In this film, Quatermass 2 for those who are lost, Quatermass’s boffins at his lab track small objects on radar as they fall from space to a location in the English countryside. Quatermass and one of his assistants, Marsh (Maurice Kaufmann), head off to investigate. They discover that the objects are metal pods, about the size of a football. When disturbed, something shoots out of them and burns its target. Marsh is affected, and seized by guards from a mysterious facility nearby that looks an awful lot like an oil refinery.
The guards have made a terrible mistake. The facility they are guarding is shrouded in secrecy, but Quatermass is not the kind of person who takes kindly to secrets being kept from him. He raises a huge ruckus. At times it’s hard to tell whether he’s doing so because he can or because it’s the right thing to do, but damn the consequences. This is Quatermass we’re talking about, here. Like I wrote above, he GETS THINGS DONE.
All flippancy aside, there is a very good story happening in this film. Quatermass and his team discover that the metal pods are alien in origin. Also, the secret facility around which the pods are landing has more than a passing resemblance to Quatermass’s design for an off-planet habitat and food manufacturing facility. Whoever, or whatever, built the facility appears to be keeping something alive that cannot survive in the atmosphere of earth. The air of mystery is impressive for a film that resembles 1950s b-movie fare. But don’t be fooled. This film may have had an embarrassingly low budget, but it is not a b-movie. It is actually quite the taut thriller.

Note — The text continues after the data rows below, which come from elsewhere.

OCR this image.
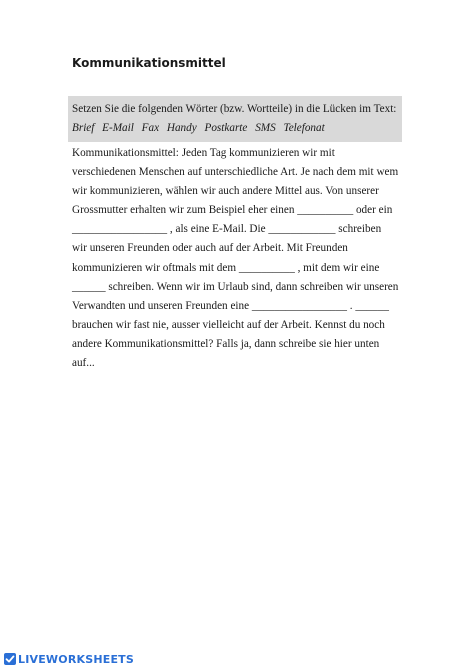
Kommunikationsmittel
Setzen Sie die folgenden Wörter (bzw. Wortteile) in die Lücken im Text:
Brief E-Mail Fax Handy Postkarte SMS Telefonat
Kommunikationsmittel: Jeden Tag kommunizieren wir mit
verschiedenen Menschen auf unterschiedliche Art. Je nach dem mit wem
wir kommunizieren, wählen wir auch andere Mittel aus. Von unserer
Grossmutter erhalten wir zum Beispiel eher einen __________ oder ein
_________________ , als eine E-Mail. Die ____________ schreiben
wir unseren Freunden oder auch auf der Arbeit. Mit Freunden
kommunizieren wir oftmals mit dem __________ , mit dem wir eine
______ schreiben. Wenn wir im Urlaub sind, dann schreiben wir unseren
Verwandten und unseren Freunden eine _________________ . ______
brauchen wir fast nie, ausser vielleicht auf der Arbeit. Kennst du noch
andere Kommunikationsmittel? Falls ja, dann schreibe sie hier unten
auf...
LIVEWORKSHEETS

This is not the type of film that is full of fight scenes and creeping monstrosities emerging from caves. It is driven solely by the relentlessness of its main character. Quatermass is a middle-aged man in a ridiculously long coat, but his energy is infectious. When he sets his sights on a problem, one knows it is only a matter of time before he finds a solution. If that means risking his life to get to the bottom of a mystery, then so be it.
Donlevy is no Oscar contender, but he does a much better job with the role in this film than in The Quatermass Xperiment. He’s grown into the character’s brashness and made it his own. Besides Donlevy, the rest of the cast is full of professionals from British film and television. These are workaday actors and actresses, and do their part to raise the quality of the film.

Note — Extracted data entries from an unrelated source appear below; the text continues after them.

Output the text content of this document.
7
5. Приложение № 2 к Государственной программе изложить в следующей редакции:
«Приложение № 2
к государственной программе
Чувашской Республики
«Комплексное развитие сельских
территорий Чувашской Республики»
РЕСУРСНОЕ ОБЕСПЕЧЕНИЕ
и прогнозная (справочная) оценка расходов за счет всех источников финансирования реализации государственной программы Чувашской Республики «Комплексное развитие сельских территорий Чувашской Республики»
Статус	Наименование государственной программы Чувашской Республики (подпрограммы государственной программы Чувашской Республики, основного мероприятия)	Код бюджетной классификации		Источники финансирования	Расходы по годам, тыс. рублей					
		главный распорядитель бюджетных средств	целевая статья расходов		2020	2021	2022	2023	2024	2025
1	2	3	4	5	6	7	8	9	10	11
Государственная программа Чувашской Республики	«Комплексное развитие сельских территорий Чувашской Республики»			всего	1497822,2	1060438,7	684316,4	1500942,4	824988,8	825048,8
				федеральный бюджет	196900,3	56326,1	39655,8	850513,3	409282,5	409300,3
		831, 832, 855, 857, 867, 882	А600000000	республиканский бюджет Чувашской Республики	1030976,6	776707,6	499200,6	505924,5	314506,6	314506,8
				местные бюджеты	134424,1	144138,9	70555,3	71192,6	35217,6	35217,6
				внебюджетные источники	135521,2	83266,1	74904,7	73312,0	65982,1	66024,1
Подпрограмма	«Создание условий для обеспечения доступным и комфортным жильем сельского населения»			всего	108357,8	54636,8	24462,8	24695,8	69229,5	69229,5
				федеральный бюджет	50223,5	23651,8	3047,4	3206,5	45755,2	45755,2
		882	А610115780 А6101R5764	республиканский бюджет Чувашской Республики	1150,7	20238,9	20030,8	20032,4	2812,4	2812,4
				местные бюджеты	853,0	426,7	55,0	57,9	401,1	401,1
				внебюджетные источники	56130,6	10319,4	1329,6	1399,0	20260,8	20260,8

The Quatermass Xperiment was a bit of a slog to get through. Much of that was due to a shameful lack of resources. The budget for this sequel was about double, and it seems to have made all the difference. Besides that, Guest showed a firm grasp of pace and storytelling. So many scenes involve little more than exposition, yet, as a viewer, I was rapt. How well this film is holding up over time is a testament to the skill of the people who made it. To be clear, Quatermass 2 is not a great film from the era. But it is damn good.